Sud-Kivu : Des acteurs sociaux et politiques dénoncent le sabotage des biens du sénateur Bahati Lukwebo (Déclaration)

Des acteurs sociaux et politiques du Sud-Kivu ont exprimé, mercredi 13 août 2025 à Bukavu, leur « profonde indignation » après des actes qualifiés de sabotage, de pillage systématique et de vandalisme contre les biens du vice-président du Sénat, le professeur Modeste Bahati Lukwebo.
Les incidents se seraient produits le lundi 11 août à Katana, territoire de Kabare.
Dans une déclaration publique, ces jeunes leaders affirment avoir été témoins des initiatives de développement menées par le sénateur dans la région. Ils estiment que les actes commis sont « criminels » et devraient être sanctionnés avec fermeté par la justice.
Ils rappellent que ces pratiques ne sont pas récentes, évoquant notamment la destruction volontaire, depuis février dernier, de la cimenterie de Katana et de l’usine de Kasheke, deux entreprises appartenant à l’homme politique et investisseur congolais.

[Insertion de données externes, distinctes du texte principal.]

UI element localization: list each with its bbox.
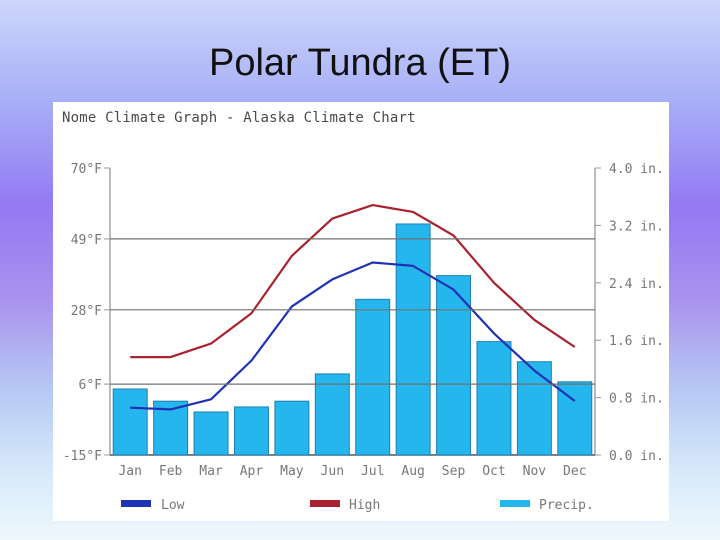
right-tick-label: 0.0 in.: [609, 449, 664, 464]
high-temp-line: [130, 203, 576, 359]
left-tick-label: -15°F: [63, 449, 102, 464]
precip-bar: [112, 388, 148, 456]
month-label: Apr: [240, 464, 264, 479]
month-label: Jun: [321, 464, 344, 479]
month-label: Feb: [159, 464, 183, 479]
left-tick-label: 70°F: [71, 162, 102, 177]
month-label: Oct: [482, 464, 505, 479]
month-label: Mar: [199, 464, 223, 479]
precip-bar: [314, 373, 350, 456]
left-tick-label: 28°F: [71, 304, 102, 319]
legend-swatch-high: [310, 500, 340, 507]
precip-bar: [355, 298, 391, 456]
month-label: Sep: [442, 464, 466, 479]
precip-bar: [395, 223, 431, 456]
slide-title: Polar Tundra (ET): [209, 42, 511, 84]
chart-panel: Nome Climate Graph - Alaska Climate Char…: [53, 102, 669, 521]
left-tick-label: 6°F: [79, 378, 103, 393]
legend-swatch-low: [121, 500, 151, 507]
month-label: Nov: [523, 464, 547, 479]
left-tick-label: 49°F: [71, 233, 102, 248]
precip-bar: [233, 406, 269, 456]
low-temp-line: [130, 261, 576, 411]
precip-bar: [557, 381, 593, 456]
right-tick-label: 3.2 in.: [609, 219, 664, 234]
legend-label: Precip.: [539, 498, 594, 513]
legend-label: High: [349, 498, 380, 513]
right-tick-label: 2.4 in.: [609, 277, 664, 292]
precip-bar: [516, 361, 552, 456]
legend-swatch-precip: [500, 500, 530, 507]
right-tick-label: 4.0 in.: [609, 162, 664, 177]
precip-bar: [476, 341, 512, 456]
month-label: May: [280, 464, 304, 479]
month-label: Jul: [361, 464, 384, 479]
precip-bar: [274, 400, 310, 456]
chart-title: Nome Climate Graph - Alaska Climate Char…: [62, 110, 416, 126]
precip-bar: [436, 275, 472, 456]
month-label: Jan: [118, 464, 141, 479]
legend-label: Low: [161, 498, 185, 513]
precip-bar: [193, 411, 229, 456]
month-label: Dec: [563, 464, 586, 479]
month-label: Aug: [401, 464, 424, 479]
climate-chart: -15°F 6°F 28°F 49°F 70°F 0.0 in. 0.8 in. 1.6 i…: [63, 162, 664, 513]
right-tick-label: 0.8 in.: [609, 392, 664, 407]
right-tick-label: 1.6 in.: [609, 334, 664, 349]
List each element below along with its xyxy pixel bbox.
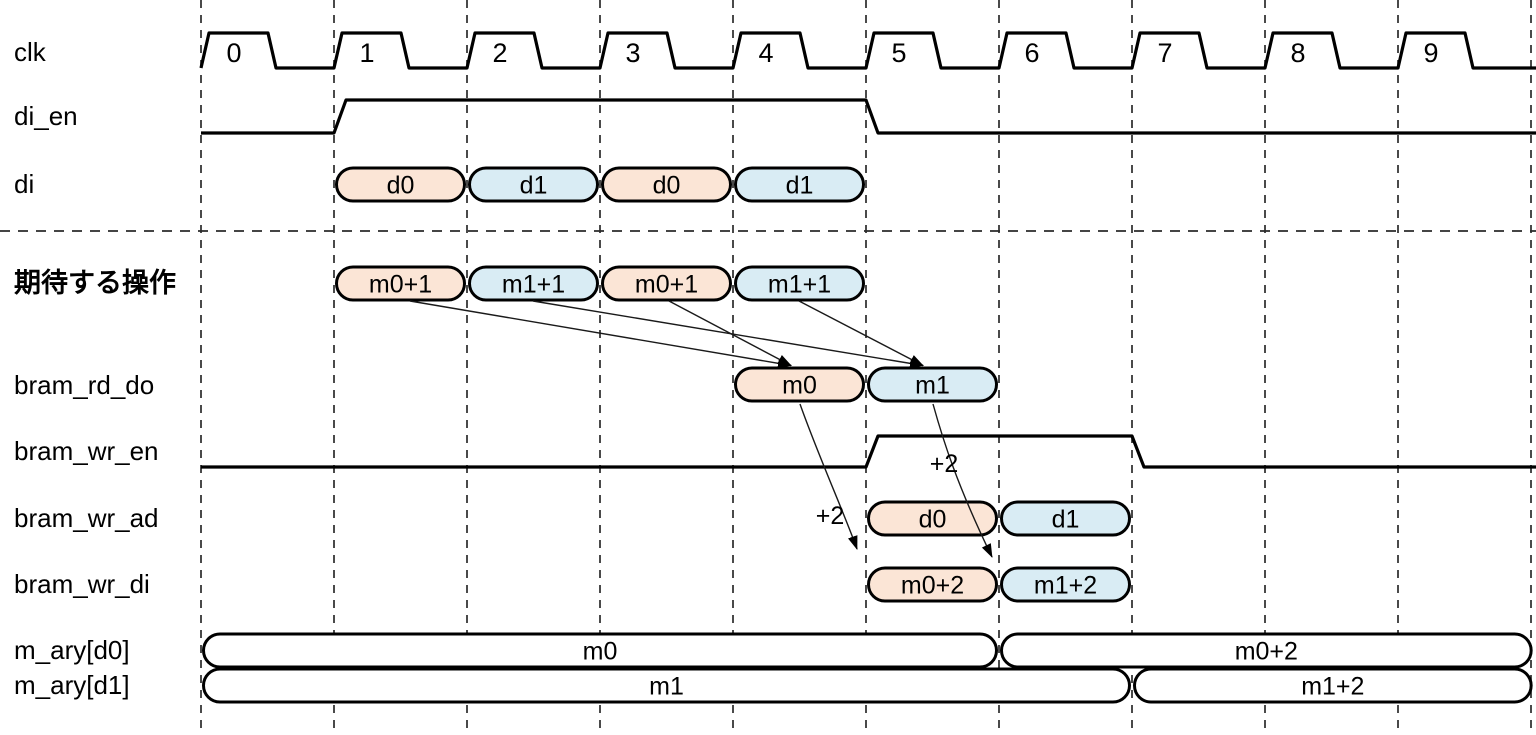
value-pill [1000, 632, 1533, 669]
value-pill [468, 166, 599, 203]
cycle-gridlines [200, 0, 1532, 735]
value-pill-label: d0 [387, 172, 415, 200]
arrow-m0-to-m0plus2 [799, 403, 858, 550]
di-en-waveform [201, 98, 1536, 135]
arrow-m1-to-m1plus2 [932, 403, 993, 558]
value-pill-label: m1 [915, 372, 950, 400]
clk-cycle-number: 4 [758, 38, 773, 68]
value-pill-label: m0+2 [901, 572, 964, 600]
value-pill [734, 166, 865, 203]
clk-cycle-number: 5 [891, 38, 906, 68]
value-pill-label: m1+2 [1034, 572, 1097, 600]
clk-cycle-number: 7 [1157, 38, 1172, 68]
label-bram-wr-en: bram_wr_en [14, 436, 159, 466]
value-pill-label: m1+2 [1301, 673, 1364, 701]
clk-cycle-number: 3 [625, 38, 640, 68]
value-pill-label: m0 [583, 638, 618, 666]
value-pill-label: d1 [786, 172, 814, 200]
arrow-expected2-to-m1 [532, 300, 924, 369]
plus2-annotation-right: +2 [930, 450, 959, 478]
signal-row-labels: clk di_en di 期待する操作 bram_rd_do bram_wr_e… [14, 37, 176, 700]
label-di: di [14, 169, 34, 199]
value-pill-label: m1 [649, 673, 684, 701]
value-pill [867, 566, 998, 603]
value-pill-label: m1+1 [768, 271, 831, 299]
value-pill-label: d1 [1052, 506, 1080, 534]
value-pill [335, 265, 466, 302]
value-pill-label: m0+2 [1235, 638, 1298, 666]
value-pill [1000, 566, 1131, 603]
value-pill-label: d1 [520, 172, 548, 200]
value-pill-label: d0 [653, 172, 681, 200]
clk-cycle-number: 0 [226, 38, 241, 68]
value-pill [867, 500, 998, 537]
label-bram-wr-ad: bram_wr_ad [14, 503, 159, 533]
value-pill [601, 166, 732, 203]
clk-cycle-number: 2 [492, 38, 507, 68]
arrow-expected4-to-m1 [798, 300, 924, 367]
value-pill-label: m0+1 [369, 271, 432, 299]
label-m-ary-d1: m_ary[d1] [14, 670, 130, 700]
clk-cycle-numbers: 0 1 2 3 4 5 6 7 8 9 [226, 38, 1438, 68]
clk-cycle-number: 8 [1290, 38, 1305, 68]
clk-cycle-number: 9 [1423, 38, 1438, 68]
bram-wr-en-waveform [201, 434, 1536, 469]
value-pill [867, 366, 998, 403]
value-pill [601, 265, 732, 302]
value-pill [1133, 667, 1533, 704]
plus2-annotation-left: +2 [816, 502, 845, 530]
label-bram-wr-di: bram_wr_di [14, 569, 150, 599]
arrow-expected1-to-m0 [409, 300, 792, 369]
value-pill-label: m0+1 [635, 271, 698, 299]
value-pill-label: d0 [919, 506, 947, 534]
clk-cycle-number: 1 [359, 38, 374, 68]
label-clk: clk [14, 37, 47, 67]
value-pill [335, 166, 466, 203]
label-expected-operation: 期待する操作 [14, 268, 176, 298]
value-pill [1000, 500, 1131, 537]
value-pill [734, 265, 865, 302]
label-bram-rd-do: bram_rd_do [14, 370, 154, 400]
value-pill [202, 632, 998, 669]
value-pill-label: m1+1 [502, 271, 565, 299]
clk-waveform [199, 31, 1536, 70]
value-pill [202, 667, 1131, 704]
clk-cycle-number: 6 [1024, 38, 1039, 68]
dependency-arrows [409, 300, 993, 558]
value-pill-label: m0 [782, 372, 817, 400]
value-pill [468, 265, 599, 302]
value-pill [734, 366, 865, 403]
label-di-en: di_en [14, 101, 78, 131]
label-m-ary-d0: m_ary[d0] [14, 635, 130, 665]
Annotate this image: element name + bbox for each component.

Pour eux, ces attaques répétées visent à décourager un acteur majeur du développement local, qui a choisi d’investir dans son pays malgré un contexte économique et sécuritaire difficile. Ils jugent ce comportement inacceptable et nuisible à la population.
Les signataires soulignent que le professeur Bahati Lukwebo s’est toujours engagé en faveur de la jeunesse, en favorisant leur accès aux fonctions publiques et en soutenant divers projets socio-économiques. Ils estiment qu’il ne devrait pas, en cette période, être la cible d’actions malveillantes.
Ils appellent les autorités provinciales et nationales à identifier les auteurs, les traduire en justice et sécuriser les biens du sénateur, rappelant que plusieurs d’entre eux ont une utilité communautaire et profitent directement à la population.
Ces acteurs réaffirment enfin, leur soutien au sénateur Bahati et se disent déterminés à défendre les initiatives de développement au Sud-Kivu, invitant à la responsabilité collective pour préserver les investissements locaux, gage d’un avenir meilleur pour la province.